Experimental and Numerical Investigation of Macroencapsulated Phase Change Materials for Thermal Energy Storage

Abstract

Among the different types of phase change materials, paraffin is known to be the most widely used type due to its advantages. However, paraffin's low thermal conductivity, its limited operating temperature range, and leakage and stabilization problems are the main barriers to its use in applications. In this research, a thermal energy storage unit (TESU) was designed using a cylindrical macroencapsulation technique to minimize these problems. Experimental and numerical analyses of the storage unit using a tubular heat exchanger were carried out.
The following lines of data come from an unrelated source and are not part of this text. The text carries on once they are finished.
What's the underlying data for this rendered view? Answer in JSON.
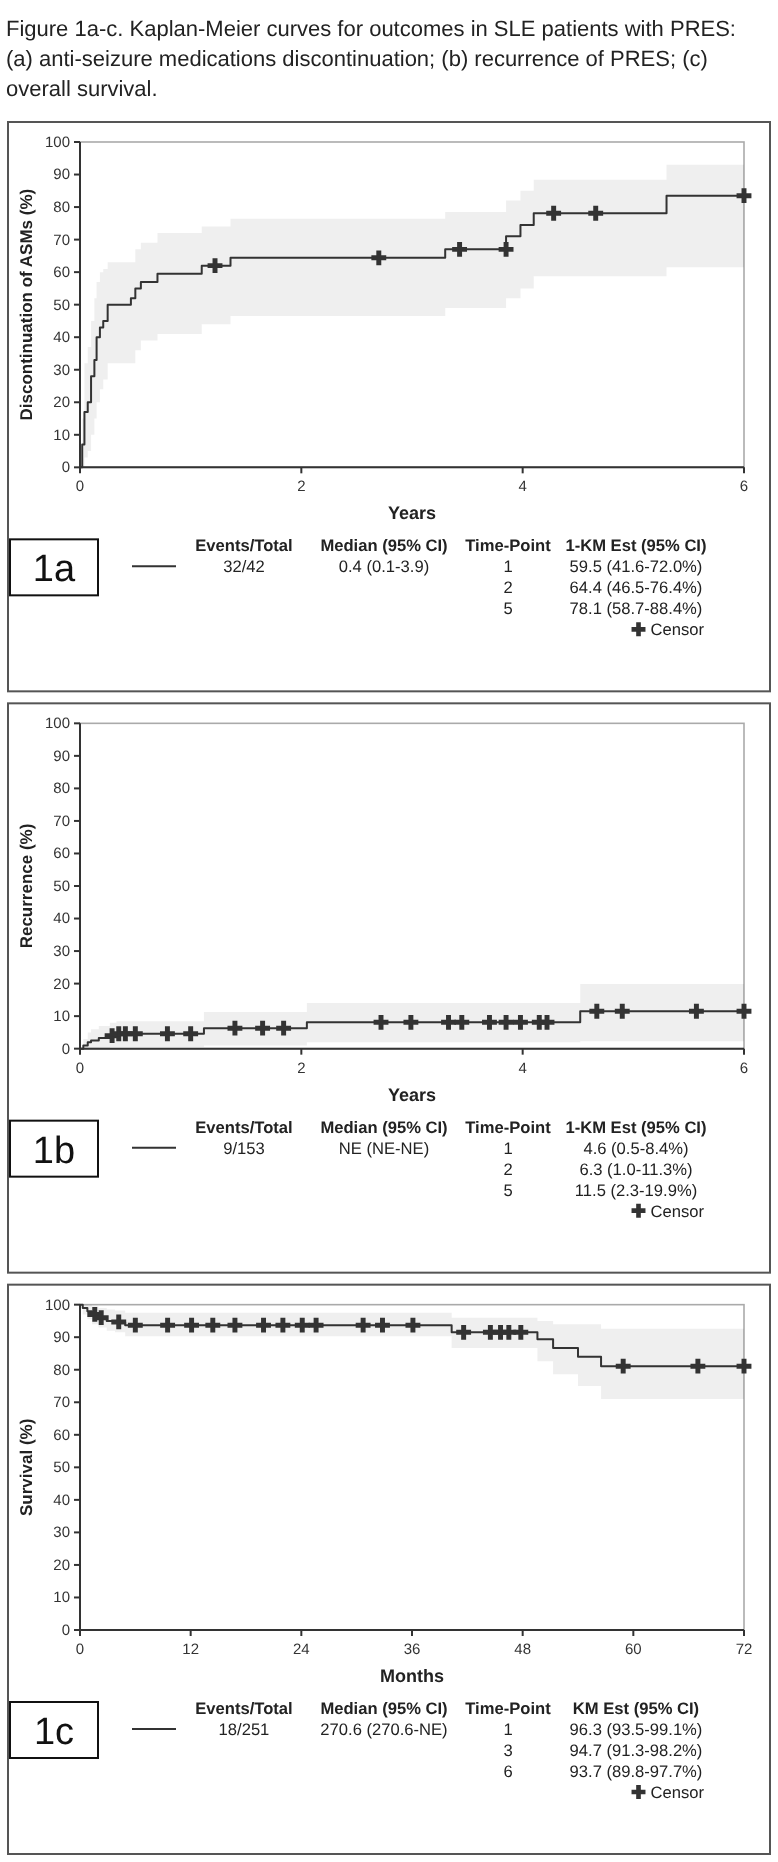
{
  "chart_data": [
    {
      "type": "step",
      "title": "Figure 1a-c. Kaplan-Meier curves for outcomes in SLE patients with PRES: (a) anti-seizure medications discontinuation; (b) recurrence of PRES; (c) overall survival.",
      "xlabel": "Years",
      "ylabel": "Discontinuation of ASMs (%)",
      "xlim": [
        0,
        6
      ],
      "ylim": [
        0,
        100
      ],
      "xticks": [
        0,
        2,
        4,
        6
      ],
      "yticks": [
        0,
        10,
        20,
        30,
        40,
        50,
        60,
        70,
        80,
        90,
        100
      ],
      "legend": "bottom",
      "series": [
        {
          "color": "#333333",
          "x": [
            0,
            0.02,
            0.04,
            0.07,
            0.1,
            0.13,
            0.15,
            0.18,
            0.21,
            0.25,
            0.46,
            0.5,
            0.55,
            0.7,
            1.1,
            1.36,
            3.3,
            3.85,
            3.98,
            4.1,
            5.3,
            6
          ],
          "values": [
            0,
            7,
            17,
            20,
            28,
            33,
            40,
            43,
            45,
            50,
            52,
            55,
            57,
            59.5,
            62,
            64.4,
            67,
            71,
            74.5,
            78.1,
            83.5,
            83.5
          ],
          "lower": [
            0,
            0,
            3,
            5,
            10,
            15,
            20,
            24,
            27,
            32,
            32,
            36,
            39,
            41,
            44,
            46.5,
            49,
            52,
            55,
            58.7,
            61.5,
            61.5
          ],
          "upper": [
            0,
            15,
            32,
            37,
            45,
            52,
            57,
            60,
            61,
            63,
            63,
            67,
            69,
            72,
            74,
            76.4,
            78.5,
            82,
            85,
            88.4,
            93,
            93
          ]
        },
        {
          "type": "scatter",
          "name": "Censor",
          "marker": "cross",
          "color": "#333333",
          "x": [
            1.22,
            2.7,
            3.43,
            3.85,
            4.28,
            4.66,
            6
          ],
          "values": [
            62,
            64.4,
            67,
            67,
            78.1,
            78.1,
            83.5
          ]
        }
      ],
      "annotations": [
        "1a",
        "Events/Total",
        "Median (95% CI)",
        "Time-Point",
        "1-KM Est (95% CI)",
        "32/42",
        "0.4 (0.1-3.9)",
        "1",
        "59.5 (41.6-72.0%)",
        "2",
        "64.4 (46.5-76.4%)",
        "5",
        "78.1 (58.7-88.4%)"
      ]
    },
    {
      "type": "step",
      "xlabel": "Years",
      "ylabel": "Recurrence (%)",
      "xlim": [
        0,
        6
      ],
      "ylim": [
        0,
        100
      ],
      "xticks": [
        0,
        2,
        4,
        6
      ],
      "yticks": [
        0,
        10,
        20,
        30,
        40,
        50,
        60,
        70,
        80,
        90,
        100
      ],
      "legend": "bottom",
      "series": [
        {
          "color": "#333333",
          "x": [
            0,
            0.03,
            0.07,
            0.1,
            0.17,
            0.27,
            0.33,
            1.12,
            2.05,
            4.52,
            6
          ],
          "values": [
            0,
            1,
            2,
            2.5,
            3.3,
            4,
            4.6,
            6.3,
            8.1,
            11.5,
            11.5
          ],
          "lower": [
            0,
            0,
            0,
            0,
            0.3,
            0.5,
            0.5,
            1,
            2,
            2.3,
            2.3
          ],
          "upper": [
            0,
            3,
            5,
            6,
            7,
            8,
            8.4,
            11.3,
            14,
            19.9,
            19.9
          ]
        },
        {
          "type": "scatter",
          "name": "Censor",
          "marker": "cross",
          "color": "#333333",
          "x": [
            0.29,
            0.35,
            0.41,
            0.5,
            0.79,
            1,
            1.4,
            1.65,
            1.84,
            2.72,
            2.99,
            3.33,
            3.45,
            3.7,
            3.85,
            3.98,
            4.15,
            4.22,
            4.67,
            4.9,
            5.57,
            6
          ],
          "values": [
            4,
            4.6,
            4.6,
            4.6,
            4.6,
            4.6,
            6.3,
            6.3,
            6.3,
            8.1,
            8.1,
            8.1,
            8.1,
            8.1,
            8.1,
            8.1,
            8.1,
            8.1,
            11.5,
            11.5,
            11.5,
            11.5
          ]
        }
      ],
      "annotations": [
        "1b",
        "Events/Total",
        "Median (95% CI)",
        "Time-Point",
        "1-KM Est (95% CI)",
        "9/153",
        "NE (NE-NE)",
        "1",
        "4.6 (0.5-8.4%)",
        "2",
        "6.3 (1.0-11.3%)",
        "5",
        "11.5 (2.3-19.9%)"
      ]
    },
    {
      "type": "step",
      "xlabel": "Months",
      "ylabel": "Survival (%)",
      "xlim": [
        0,
        72
      ],
      "ylim": [
        0,
        100
      ],
      "xticks": [
        0,
        12,
        24,
        36,
        48,
        60,
        72
      ],
      "yticks": [
        0,
        10,
        20,
        30,
        40,
        50,
        60,
        70,
        80,
        90,
        100
      ],
      "legend": "bottom",
      "series": [
        {
          "color": "#333333",
          "x": [
            0,
            0.3,
            0.8,
            1.3,
            2,
            2.9,
            3.8,
            4.9,
            40.3,
            49.6,
            51.3,
            54,
            56.5,
            72
          ],
          "values": [
            100,
            99,
            98,
            97,
            96,
            95,
            94.7,
            93.7,
            91.5,
            89.4,
            86.7,
            84,
            81.1,
            81.1
          ],
          "lower": [
            100,
            97,
            95.5,
            94,
            93,
            92,
            91.5,
            90.3,
            86.7,
            82.6,
            78.6,
            75,
            71,
            71
          ],
          "upper": [
            100,
            100,
            100,
            99.5,
            99,
            98.5,
            98.2,
            97.5,
            96,
            95,
            94,
            94,
            92.6,
            92.6
          ]
        },
        {
          "type": "scatter",
          "name": "Censor",
          "marker": "cross",
          "color": "#333333",
          "x": [
            1.6,
            2.3,
            4.2,
            6,
            9.5,
            12.1,
            14.4,
            16.8,
            19.9,
            22,
            24.1,
            25.6,
            30.7,
            32.8,
            36.1,
            41.6,
            44.5,
            45.6,
            46.5,
            47.8,
            58.9,
            67,
            72
          ],
          "values": [
            97,
            96,
            94.7,
            93.7,
            93.7,
            93.7,
            93.7,
            93.7,
            93.7,
            93.7,
            93.7,
            93.7,
            93.7,
            93.7,
            93.7,
            91.5,
            91.5,
            91.5,
            91.5,
            91.5,
            81.1,
            81.1,
            81.1
          ]
        }
      ],
      "annotations": [
        "1c",
        "Events/Total",
        "Median (95% CI)",
        "Time-Point",
        "KM Est (95% CI)",
        "18/251",
        "270.6 (270.6-NE)",
        "1",
        "96.3 (93.5-99.1%)",
        "3",
        "94.7 (91.3-98.2%)",
        "6",
        "93.7 (89.8-97.7%)"
      ]
    }
  ]
}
The Ansys 18.2-Fluent software was used for the numerical analysis. Two types of paraffins with different thermophysical properties were used in the TESU, including both encapsulated and non-encapsulated forms, and their thermal energy storage performances were compared. The influence of the heat transfer fluid (HTF) inlet conditions on the charging performance (melting) was investigated. The findings demonstrated that the heat transfer rate is highly influenced by the HTF intake temperature. When the effect of paraffin encapsulation on heat transfer was examined, a significant decrease in the total melting time was observed as the heat transfer surface and thermal conductivity increased. Therefore, the energy stored simultaneously increased by 60.5% with the encapsulation of paraffin-1 (melting temperature range of 52.9-60.4 degrees C) and by 50.7% with the encapsulation of paraffin-2 (melting temperature range of 32.2-46.1 degrees C), thus increasing the charging rate.